Darwin Hem, principal partner at BNG Legal in Phnom Penh, added that there is some development on the Law about Trade Secret, but it might take some time until the law-making process is completed, and the promulgating date of the law on trade secrets can be confirmed.

“There should be a legal framework, AI policy and compliance procedure to govern and manage the events and processing of the generative AI. An equality and fair treatment basis should be applied to assess the input and output of generative AI’s infrastructure on the situation to disclose reference, consent and acceptance on the original creator of those inputs or data on which the generative AI’s infrastructure shall be developed and produced as the outputs,” he said.

His colleague, Keopichchenda Long, a senior associate at the same firm, said that, indeed, generative AI has become an effective tool to assist humans with their day-to-day work basis.

“Many industries in Cambodia, including but not limited to medicine, education, and finance have been implementing AI assistance in their daily work,” she said. “Although many countries, including Cambodia, currently lack legislation or policies to govern AI, contractual agreements are currently an effective key player in governing relationships between businesses and AI developers to protect their intellectual property and trade secrets.”

When it comes to engagement with AI developers, besides the basic elements of the contract, she said, it is also essential to look at the rights and obligations of the contracting parties, especially the ownership, confidentiality, indemnity, and liability clauses. Each contract shall be tailored according to the different needs of the parties.

However, Yasmine Benkoula, a legal consultant at the same firm, said that it is difficult for companies or individuals to find a balance between harnessing the benefits of generative AI and ensuring the protection of their intellectual property and trade secrets without human-centred policies in place to govern the area.

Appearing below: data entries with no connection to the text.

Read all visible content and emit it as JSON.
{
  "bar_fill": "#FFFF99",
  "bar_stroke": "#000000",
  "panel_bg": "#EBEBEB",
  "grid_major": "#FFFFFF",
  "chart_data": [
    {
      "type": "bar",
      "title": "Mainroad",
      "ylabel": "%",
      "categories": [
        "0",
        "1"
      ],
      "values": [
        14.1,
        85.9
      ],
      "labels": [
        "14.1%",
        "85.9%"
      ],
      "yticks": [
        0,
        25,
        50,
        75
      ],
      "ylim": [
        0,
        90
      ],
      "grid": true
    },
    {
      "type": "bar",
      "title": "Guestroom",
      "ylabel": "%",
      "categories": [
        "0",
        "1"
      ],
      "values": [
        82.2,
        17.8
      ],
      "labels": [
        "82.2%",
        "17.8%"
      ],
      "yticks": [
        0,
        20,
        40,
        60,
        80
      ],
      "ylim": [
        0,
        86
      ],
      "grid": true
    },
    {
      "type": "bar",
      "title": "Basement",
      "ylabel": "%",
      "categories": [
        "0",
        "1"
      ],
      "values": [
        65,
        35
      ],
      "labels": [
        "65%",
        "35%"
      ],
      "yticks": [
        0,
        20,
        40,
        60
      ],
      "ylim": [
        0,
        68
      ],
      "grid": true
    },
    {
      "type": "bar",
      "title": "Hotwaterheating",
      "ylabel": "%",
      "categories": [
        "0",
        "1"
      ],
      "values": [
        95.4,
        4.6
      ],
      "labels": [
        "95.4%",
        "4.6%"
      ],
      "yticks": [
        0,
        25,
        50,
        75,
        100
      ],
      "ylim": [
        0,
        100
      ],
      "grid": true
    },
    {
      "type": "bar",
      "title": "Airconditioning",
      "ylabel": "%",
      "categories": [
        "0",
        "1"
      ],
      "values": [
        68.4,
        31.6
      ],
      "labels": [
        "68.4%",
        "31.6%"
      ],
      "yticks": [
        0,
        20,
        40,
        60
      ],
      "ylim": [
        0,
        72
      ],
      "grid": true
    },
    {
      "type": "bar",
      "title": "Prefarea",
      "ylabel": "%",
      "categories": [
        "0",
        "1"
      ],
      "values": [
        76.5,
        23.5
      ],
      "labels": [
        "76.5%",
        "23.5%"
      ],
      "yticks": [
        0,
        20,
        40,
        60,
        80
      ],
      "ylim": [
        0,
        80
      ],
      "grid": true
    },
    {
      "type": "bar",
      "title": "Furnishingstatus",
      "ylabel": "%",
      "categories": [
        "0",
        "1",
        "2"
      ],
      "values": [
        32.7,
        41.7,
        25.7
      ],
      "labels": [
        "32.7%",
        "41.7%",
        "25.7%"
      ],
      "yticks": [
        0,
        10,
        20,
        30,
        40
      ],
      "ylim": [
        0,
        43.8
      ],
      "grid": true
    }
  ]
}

“Currently, there is no law on trade secrets nor is there any law on confidential information in Cambodia,” she said. “Therefore, there are limited options for companies or individuals to strike such a balance. One of which is to rely on well-drafted contractual agreements such as non-disclosure agreements. Furthermore, there are many other important IP assets for AI, including copyrights, patents and trademarks. Hence, it is crucial to set out in a written agreement the ownership and confidentiality of copyrights and other IP assets.”

Staying up-to date in the current landscape

With the rapid advancement of AI technologies, IP lawyers in Asia-Pacific recommend staying updated on the evolving legal landscape and ensuring that businesses are adequately protected. Kaushik enumerated some strategies to do this.

Continuous learning and professional development are fundamental in such a fast-paced field. Keeping updated on legal developments through seminars, workshops, and conferences focused on AI and IP law is invaluable. Participation in associations like the Asian Patent Attorneys Association (APAA) and the International Trademark Association (INTA) fosters networking opportunities and knowledge exchange.

Further, building strong relationships with clients is essential. “By maintaining open communication and staying attuned to the unique needs and challenges faced by businesses operating in the AI sector, individuals and organizations can adapt their IP strategies to ensure effective protection,” said Kaushik.

Lastly, he recommends interdisciplinary collaboration. Partnering with technical experts forms a synergy between legal and technological realms. This collaboration enables a deeper understanding of AI complexities, aiding in the development of robust legal strategies that align with technological advancements.